POV DARIUS.
— Não acredito… temos uma companheira de segunda chance. — A voz de Baltazar ressoou em minha mente, cheia de um misto de admiração e empolgação.
Eu não conseguia desviar o olhar. Ali estava ela, minha companheira, movendo-se com uma graça que prendia minha atenção em cada pequeno gesto, cada sorriso. Quando Alice me deu bom dia, com aquele brilho no olhar e um sorriso despreocupado, senti uma onda de felicidade que há muito não sentia. Era uma sensação estranha, mas agora eu entendia. Aquele turbilhão de emoções confusas que vinha me atormentando ultimamente… tudo fazia sentido. Minha alma reconhecia Alice como minha.
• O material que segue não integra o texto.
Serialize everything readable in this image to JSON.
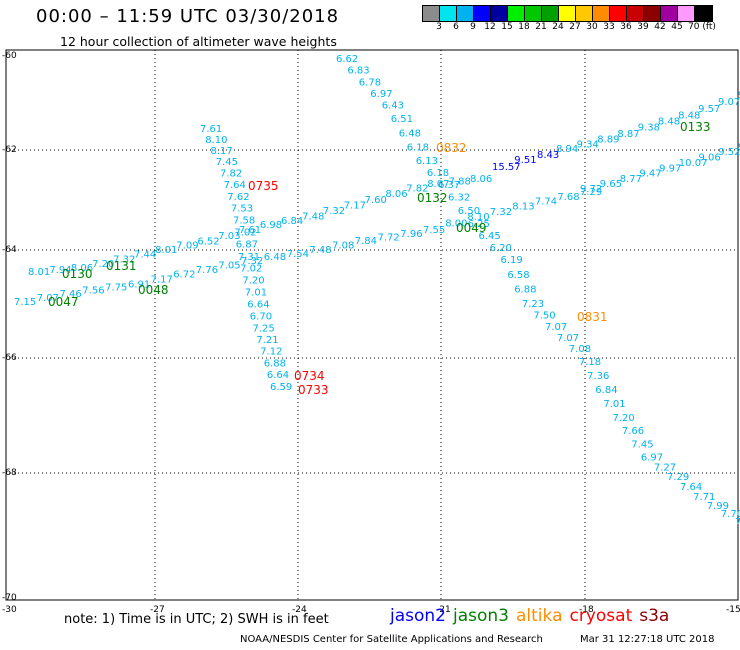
{
  "header": {
    "title": "00:00 – 11:59 UTC 03/30/2018",
    "subtitle": "12 hour collection of altimeter wave heights"
  },
  "colorbar": {
    "colors": [
      "#8c8c8c",
      "#00e5ee",
      "#00b2ee",
      "#0000ff",
      "#0000a0",
      "#00ee00",
      "#00c800",
      "#00a000",
      "#ffff00",
      "#ffc800",
      "#ff8c00",
      "#ff0000",
      "#c80000",
      "#8b0000",
      "#a000a0",
      "#ff9bff",
      "#000000"
    ],
    "labels": [
      "3",
      "6",
      "9",
      "12",
      "15",
      "18",
      "21",
      "24",
      "27",
      "30",
      "33",
      "36",
      "39",
      "42",
      "45",
      "70 (ft)"
    ]
  },
  "axes": {
    "lat_labels": [
      "-60",
      "-62",
      "-64",
      "-66",
      "-68",
      "-70"
    ],
    "lon_labels": [
      "-30",
      "-27",
      "-24",
      "-21",
      "-18",
      "-15"
    ]
  },
  "tracks": [
    {
      "name": "track_nw_se",
      "color": "#00b2ee",
      "labels": [
        "6.62",
        "6.83",
        "6.78",
        "6.97",
        "6.43",
        "6.51",
        "6.48",
        "6.18",
        "6.13",
        "6.18",
        "6.37",
        "6.32",
        "6.50",
        "6.25",
        "6.45",
        "6.20",
        "6.19",
        "6.58",
        "6.88",
        "7.23",
        "7.50",
        "7.07",
        "7.07",
        "7.08",
        "7.18",
        "7.36",
        "6.84",
        "7.01",
        "7.20",
        "7.66",
        "7.45",
        "6.97",
        "7.27",
        "7.29",
        "7.64",
        "7.71",
        "7.99",
        "7.70",
        "7"
      ]
    },
    {
      "name": "track_w_e_upper",
      "color": "#00b2ee",
      "labels": [
        "8.01",
        "7.94",
        "8.06",
        "7.20",
        "7.32",
        "7.44",
        "8.01",
        "7.09",
        "6.52",
        "7.03",
        "7.61",
        "6.98",
        "6.84",
        "7.48",
        "7.32",
        "7.17",
        "7.60",
        "8.06",
        "7.82",
        "8.07",
        "7.88",
        "8.06"
      ]
    },
    {
      "name": "track_w_e_lower",
      "color": "#00b2ee",
      "labels": [
        "7.15",
        "7.07",
        "7.46",
        "7.56",
        "7.75",
        "6.91",
        "7.17",
        "6.72",
        "7.76",
        "7.05",
        "7.32",
        "6.48",
        "7.54",
        "7.48",
        "7.08",
        "7.84",
        "7.72",
        "7.96",
        "7.55",
        "8.00",
        "8.10",
        "7.32",
        "8.13",
        "7.74",
        "7.68",
        "7.29"
      ]
    },
    {
      "name": "track_cross_east",
      "color": "#00b2ee",
      "labels": [
        "9.72",
        "9.65",
        "8.77",
        "9.47",
        "9.97",
        "10.07",
        "9.06",
        "9.52",
        "9"
      ]
    },
    {
      "name": "track_upper_blue",
      "color": "#00b2ee",
      "labels": [
        "8.94",
        "9.34",
        "8.89",
        "8.87",
        "9.38",
        "8.48",
        "8.48",
        "9.57",
        "9.07",
        "9"
      ]
    },
    {
      "name": "track_green_blue",
      "color": "#0000ff",
      "labels": [
        "15.57",
        "9.51",
        "8.43"
      ]
    },
    {
      "name": "track_short",
      "color": "#00b2ee",
      "labels": [
        "7.61",
        "8.10",
        "8.17",
        "7.45",
        "7.82",
        "7.64",
        "7.62",
        "7.53",
        "7.58",
        "7.02",
        "6.87",
        "7.31",
        "7.02",
        "7.20",
        "7.01",
        "6.64",
        "6.70",
        "7.25",
        "7.21",
        "7.12",
        "6.88",
        "6.64",
        "6.59"
      ]
    }
  ],
  "pass_times": [
    {
      "time": "0832",
      "satellite": "altika",
      "color": "#ff8c00"
    },
    {
      "time": "0735",
      "satellite": "cryosat",
      "color": "#ff0000"
    },
    {
      "time": "0132",
      "satellite": "jason3",
      "color": "#008000"
    },
    {
      "time": "0049",
      "satellite": "jason3",
      "color": "#008000"
    },
    {
      "time": "0130",
      "satellite": "jason3",
      "color": "#008000"
    },
    {
      "time": "0131",
      "satellite": "jason3",
      "color": "#008000"
    },
    {
      "time": "0048",
      "satellite": "jason3",
      "color": "#008000"
    },
    {
      "time": "0047",
      "satellite": "jason3",
      "color": "#008000"
    },
    {
      "time": "0831",
      "satellite": "altika",
      "color": "#ff8c00"
    },
    {
      "time": "0734",
      "satellite": "cryosat",
      "color": "#ff0000"
    },
    {
      "time": "0733",
      "satellite": "cryosat",
      "color": "#ff0000"
    },
    {
      "time": "0133",
      "satellite": "jason3",
      "color": "#008000"
    }
  ],
  "note": "note:  1) Time is in UTC;  2) SWH is in feet",
  "legend": [
    {
      "label": "jason2",
      "color": "#0000ff"
    },
    {
      "label": "jason3",
      "color": "#008000"
    },
    {
      "label": "altika",
      "color": "#ff8c00"
    },
    {
      "label": "cryosat",
      "color": "#ff0000"
    },
    {
      "label": "s3a",
      "color": "#8b0000"
    }
  ],
  "credit": "NOAA/NESDIS Center for Satellite Applications and Research",
  "credit_date": "Mar 31 12:27:18 UTC 2018"
}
— Acha que ela sente algo? — perguntei a Baltazar, não em dúvida, mas buscando entender o que ele via.
— É claro que sim, — respondeu Baltazar, com uma certeza fria e orgulhosa, quase arrogante. — Ela pertence a nós. Mesmo sem saber, o corpo dela responderá… ao nosso toque, ao nosso olhar. — Disse.
Alice se aproximou e seus dedos delicados começaram a deslizar pelo meu pelo, tocando e examinando minhas cicatrizes. O calor de seu toque espalhou-se por todo o meu corpo, um calor bom, arrebatador. Era o primeiro contato físico entre nós, e, sem ela saber, estava dando início ao processo de ligação, o começo de algo que selaria nosso destino para sempre.
— Darius… ela é nossa! — exclamou Baltazar, sua voz embargada de emoção. Eu podia sentir nosso rabo abanando de alegria.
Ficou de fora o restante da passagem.